Doctrine2 ORM uses PDO and PDO connections are closed when last reference to the object is destroyed. Since Behat scenarios are all run in one process the destruction is postponed till all scenarios are executed.

Also, we have to remember that there are two types of connections:

  • connections created by Behat to build schema or load fixtures (Behat boots its own Symfony kernel)
  • connections created by the SymfonyDriver (client connections).

Note: Using other drivers (like Goutte) might limit total number of created connections as client would use a separate process. Unfortunately it's not enough in some cases (as Behat would still create its connections).

We might use AfterScenario hook to close all client connections (put it into subcontext):

/**
 * @param \Behat\Behat\Event\ScenarioEvent|\Behat\Behat\Event\OutlineExampleEvent $event
 *
 * @AfterScenario
 *
 * @return null
 */
public function closeDBALConnections($event)
{
    $this->getEntityManager()->clear();

    foreach ($this->getClientConnections() as $connection) {
        $connection->close();
    }
}

/**
 * @return array
 */
protected function getClientConnections()
{
    $driver = $this->getMainContext()->getSession()->getDriver();

    if ($driver instanceof \Behat\MinkBundle\Driver\SymfonyDriver) {
        return $driver->getClient()->getContainer()->get('doctrine')->getConnections();
    }

    return array();
}

I tried doing the same with Behat connections but they're not being closed. Luckily, the number of active connections decreased enough to make my scenarios pass again.

Note: If you're using CommonContexts (and you should!) than this fix is now included in the SymfonyDoctrineContext.

To improve the situation even better I limited amount of time MySQL waits before it closes connections automatically (wait_timeout configuration option). I didn't want to do it in the server configuration as I'd have to propagate it to all the machines scenarios are run on.
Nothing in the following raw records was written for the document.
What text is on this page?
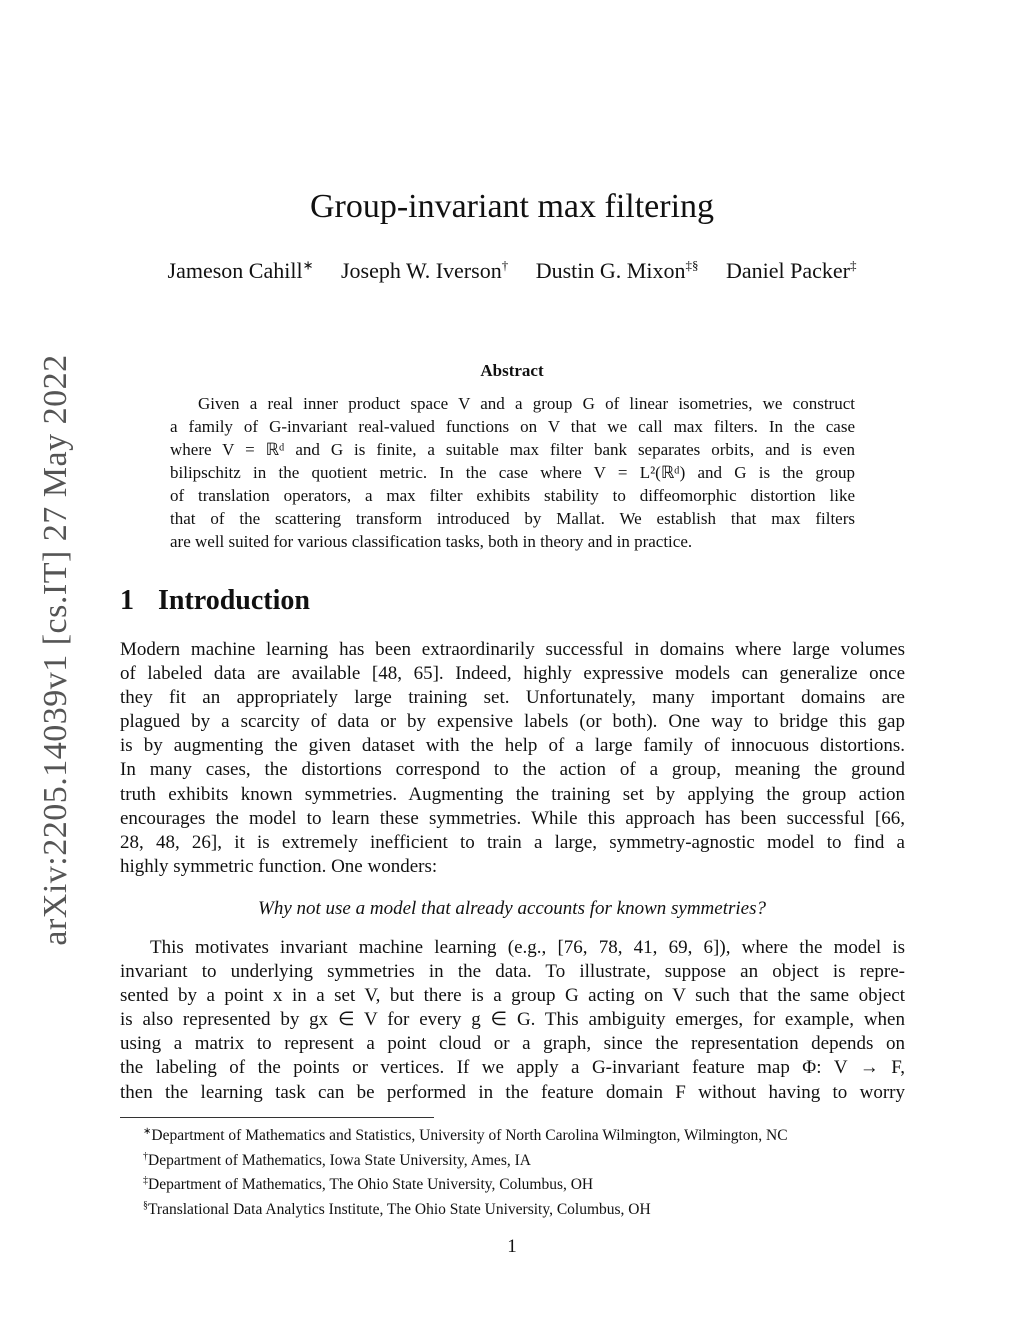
arXiv:2205.14039v1 [cs.IT] 27 May 2022
Group-invariant max filtering
Jameson Cahill∗ Joseph W. Iverson† Dustin G. Mixon‡§ Daniel Packer‡
Abstract
Given a real inner product space V and a group G of linear isometries, we construct
a family of G-invariant real-valued functions on V that we call max filters. In the case
where V = ℝᵈ and G is finite, a suitable max filter bank separates orbits, and is even
bilipschitz in the quotient metric. In the case where V = L²(ℝᵈ) and G is the group
of translation operators, a max filter exhibits stability to diffeomorphic distortion like
that of the scattering transform introduced by Mallat. We establish that max filters
are well suited for various classification tasks, both in theory and in practice.
1 Introduction
Modern machine learning has been extraordinarily successful in domains where large volumes
of labeled data are available [48, 65]. Indeed, highly expressive models can generalize once
they fit an appropriately large training set. Unfortunately, many important domains are
plagued by a scarcity of data or by expensive labels (or both). One way to bridge this gap
is by augmenting the given dataset with the help of a large family of innocuous distortions.
In many cases, the distortions correspond to the action of a group, meaning the ground
truth exhibits known symmetries. Augmenting the training set by applying the group action
encourages the model to learn these symmetries. While this approach has been successful [66,
28, 48, 26], it is extremely inefficient to train a large, symmetry-agnostic model to find a
highly symmetric function. One wonders:
Why not use a model that already accounts for known symmetries?
This motivates invariant machine learning (e.g., [76, 78, 41, 69, 6]), where the model is
invariant to underlying symmetries in the data. To illustrate, suppose an object is repre-
sented by a point x in a set V, but there is a group G acting on V such that the same object
is also represented by gx ∈ V for every g ∈ G. This ambiguity emerges, for example, when
using a matrix to represent a point cloud or a graph, since the representation depends on
the labeling of the points or vertices. If we apply a G-invariant feature map Φ: V → F,
then the learning task can be performed in the feature domain F without having to worry
∗Department of Mathematics and Statistics, University of North Carolina Wilmington, Wilmington, NC
†Department of Mathematics, Iowa State University, Ames, IA
‡Department of Mathematics, The Ohio State University, Columbus, OH
§Translational Data Analytics Institute, The Ohio State University, Columbus, OH
1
Therefore I used PDO::MYSQL_ATTR_INIT_COMMAND attribute available in MySQL's PDO driver to set a session variable in the test environment.

In Symfony it can be easily done on a configuration level:

# app/config/config_test.yml
doctrine:
    dbal:
        dbname: testdb
        options:
            # 1002 == PDO::MYSQL_ATTR_INIT_COMMAND
            1002: 'SET SESSION wait_timeout=30;'

In combination with closing client connections this gave me the best results.

The only trick is to choose the timeout properly. We have to close the connections early enough to prevent exceeding the limit but late enough to make them available to the client for its whole execution time.